- Hoseynabad-e Chaf Location within Iran
- Coordinates: 37°15′17″N 50°10′02″E﻿ / ﻿37.25472°N 50.16722°E
- Country: Iran
- Province: Gilan
- County: Langarud
- District: Central
- City: Chaf and Chamkhaleh

Population (2006)
- • Total: 94
- Time zone: UTC+3:30 (IRST)

= Hoseynabad-e Chaf =

Neighborhood in Gilan province, Iran

Hoseynabad-e Chaf (حسين آباد چاف) (Note: Also romanized as Ḩoseynābād-e Chāf) is a neighborhood in the city of Chaf and Chamkhaleh in the Central District of Langarud County, Gilan province, Iran.

==Demographics==
===Population===
At the time of the 2006 National Census, Hoseynabad-e Chaf's population was 94 in 25 households, when it was a village in Chaf Rural District.

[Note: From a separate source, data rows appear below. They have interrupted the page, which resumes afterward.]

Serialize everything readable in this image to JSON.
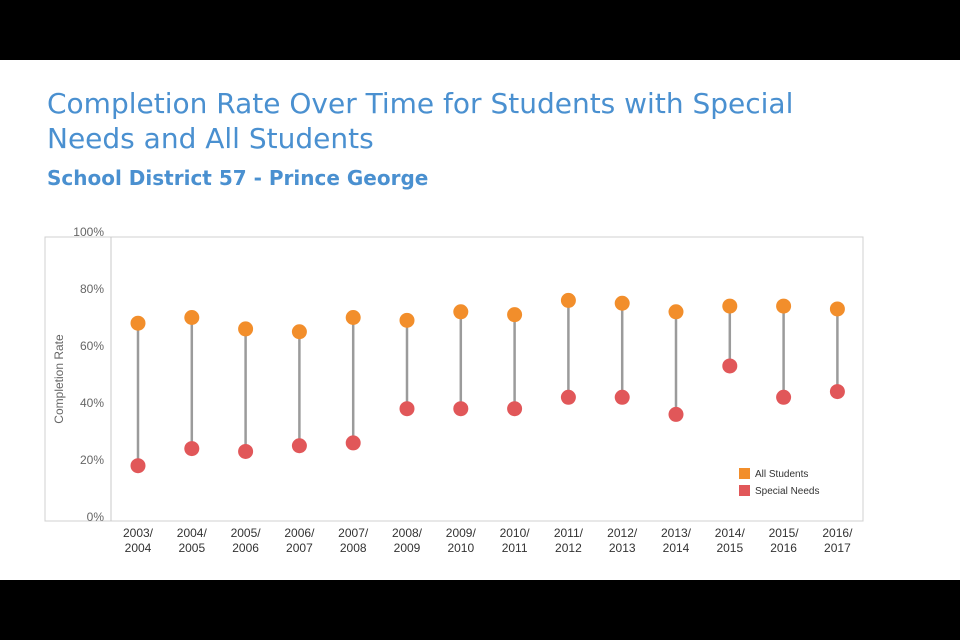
{
  "title": "Completion Rate Over Time for Students with Special Needs and All Students",
  "subtitle": "School District 57 - Prince George",
  "colors": {
    "title": "#4a90d0",
    "all_students": "#f28e2b",
    "special_needs": "#e15759",
    "connector": "#9b9b9b"
  },
  "chart_data": {
    "type": "scatter",
    "style": "dumbbell",
    "ylabel": "Completion Rate",
    "xlabel": "",
    "ylim": [
      0,
      100
    ],
    "y_ticks": [
      "100%",
      "80%",
      "60%",
      "40%",
      "20%",
      "0%"
    ],
    "categories": [
      [
        "2003/",
        "2004"
      ],
      [
        "2004/",
        "2005"
      ],
      [
        "2005/",
        "2006"
      ],
      [
        "2006/",
        "2007"
      ],
      [
        "2007/",
        "2008"
      ],
      [
        "2008/",
        "2009"
      ],
      [
        "2009/",
        "2010"
      ],
      [
        "2010/",
        "2011"
      ],
      [
        "2011/",
        "2012"
      ],
      [
        "2012/",
        "2013"
      ],
      [
        "2013/",
        "2014"
      ],
      [
        "2014/",
        "2015"
      ],
      [
        "2015/",
        "2016"
      ],
      [
        "2016/",
        "2017"
      ]
    ],
    "series": [
      {
        "name": "All Students",
        "color": "#f28e2b",
        "values": [
          68,
          70,
          66,
          65,
          70,
          69,
          72,
          71,
          76,
          75,
          72,
          74,
          74,
          73
        ]
      },
      {
        "name": "Special Needs",
        "color": "#e15759",
        "values": [
          18,
          24,
          23,
          25,
          26,
          38,
          38,
          38,
          42,
          42,
          36,
          53,
          42,
          44
        ]
      }
    ],
    "grid": false,
    "legend_position": "bottom-right"
  }
}
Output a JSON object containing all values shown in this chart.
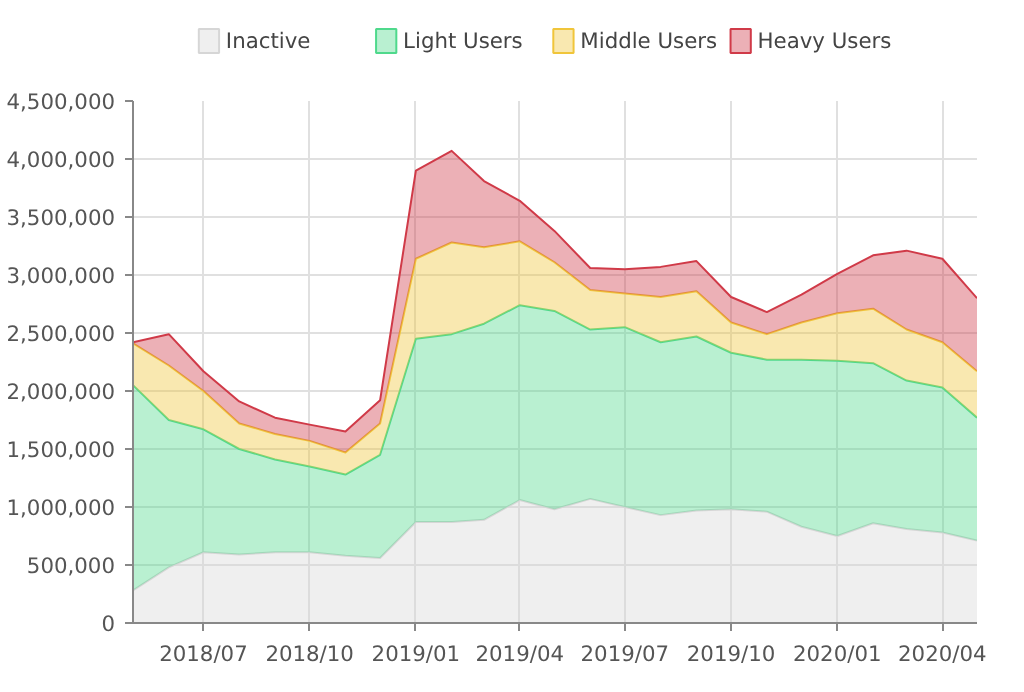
{
  "chart_data": {
    "type": "area",
    "stacked": true,
    "x": [
      "2018-05",
      "2018-06",
      "2018-07",
      "2018-08",
      "2018-09",
      "2018-10",
      "2018-11",
      "2018-12",
      "2019-01",
      "2019-02",
      "2019-03",
      "2019-04",
      "2019-05",
      "2019-06",
      "2019-07",
      "2019-08",
      "2019-09",
      "2019-10",
      "2019-11",
      "2019-12",
      "2020-01",
      "2020-02",
      "2020-03",
      "2020-04",
      "2020-05"
    ],
    "series": [
      {
        "name": "Inactive",
        "color": "#d6d6d6",
        "values": [
          280000,
          480000,
          610000,
          590000,
          610000,
          610000,
          580000,
          560000,
          870000,
          870000,
          890000,
          1060000,
          980000,
          1070000,
          1000000,
          930000,
          970000,
          980000,
          960000,
          830000,
          750000,
          860000,
          810000,
          780000,
          710000
        ]
      },
      {
        "name": "Light Users",
        "color": "#4fd98c",
        "values": [
          1770000,
          1270000,
          1060000,
          910000,
          800000,
          740000,
          700000,
          890000,
          1580000,
          1620000,
          1690000,
          1680000,
          1710000,
          1460000,
          1550000,
          1490000,
          1500000,
          1350000,
          1310000,
          1440000,
          1510000,
          1380000,
          1280000,
          1250000,
          1060000
        ]
      },
      {
        "name": "Middle Users",
        "color": "#f0c53a",
        "values": [
          360000,
          470000,
          330000,
          220000,
          220000,
          220000,
          190000,
          270000,
          690000,
          790000,
          660000,
          550000,
          420000,
          340000,
          290000,
          390000,
          390000,
          260000,
          220000,
          320000,
          410000,
          470000,
          440000,
          390000,
          400000
        ]
      },
      {
        "name": "Heavy Users",
        "color": "#d03a48",
        "values": [
          10000,
          270000,
          170000,
          190000,
          140000,
          140000,
          180000,
          200000,
          760000,
          790000,
          570000,
          350000,
          270000,
          190000,
          210000,
          260000,
          260000,
          220000,
          190000,
          240000,
          340000,
          460000,
          680000,
          720000,
          630000
        ]
      }
    ],
    "xlim": [
      "2018-05",
      "2020-05"
    ],
    "xticks": [
      {
        "value": "2018-07",
        "label": "2018/07"
      },
      {
        "value": "2018-10",
        "label": "2018/10"
      },
      {
        "value": "2019-01",
        "label": "2019/01"
      },
      {
        "value": "2019-04",
        "label": "2019/04"
      },
      {
        "value": "2019-07",
        "label": "2019/07"
      },
      {
        "value": "2019-10",
        "label": "2019/10"
      },
      {
        "value": "2020-01",
        "label": "2020/01"
      },
      {
        "value": "2020-04",
        "label": "2020/04"
      }
    ],
    "ylim": [
      0,
      4500000
    ],
    "yticks": [
      {
        "value": 0,
        "label": "0"
      },
      {
        "value": 500000,
        "label": "500,000"
      },
      {
        "value": 1000000,
        "label": "1,000,000"
      },
      {
        "value": 1500000,
        "label": "1,500,000"
      },
      {
        "value": 2000000,
        "label": "2,000,000"
      },
      {
        "value": 2500000,
        "label": "2,500,000"
      },
      {
        "value": 3000000,
        "label": "3,000,000"
      },
      {
        "value": 3500000,
        "label": "3,500,000"
      },
      {
        "value": 4000000,
        "label": "4,000,000"
      },
      {
        "value": 4500000,
        "label": "4,500,000"
      }
    ],
    "grid": true,
    "legend": "top left"
  }
}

In 2009, the village of Chaf-e Pain merged with the villages of Chaf-e Bala, Chamkhaleh, Galesh Kolam, Hoseynabad-e Chaf, Kamal ol Din Poshteh, Mian Mahalleh-ye Pap Kiadeh, Pain Pap Kiadeh, Palat Kaleh, Pir Poshteh, Radar Kumeh, Soltan Moradi, Tappeh, and Tazehabad-e Chaf to become the city of Chaf and Chamkhaleh.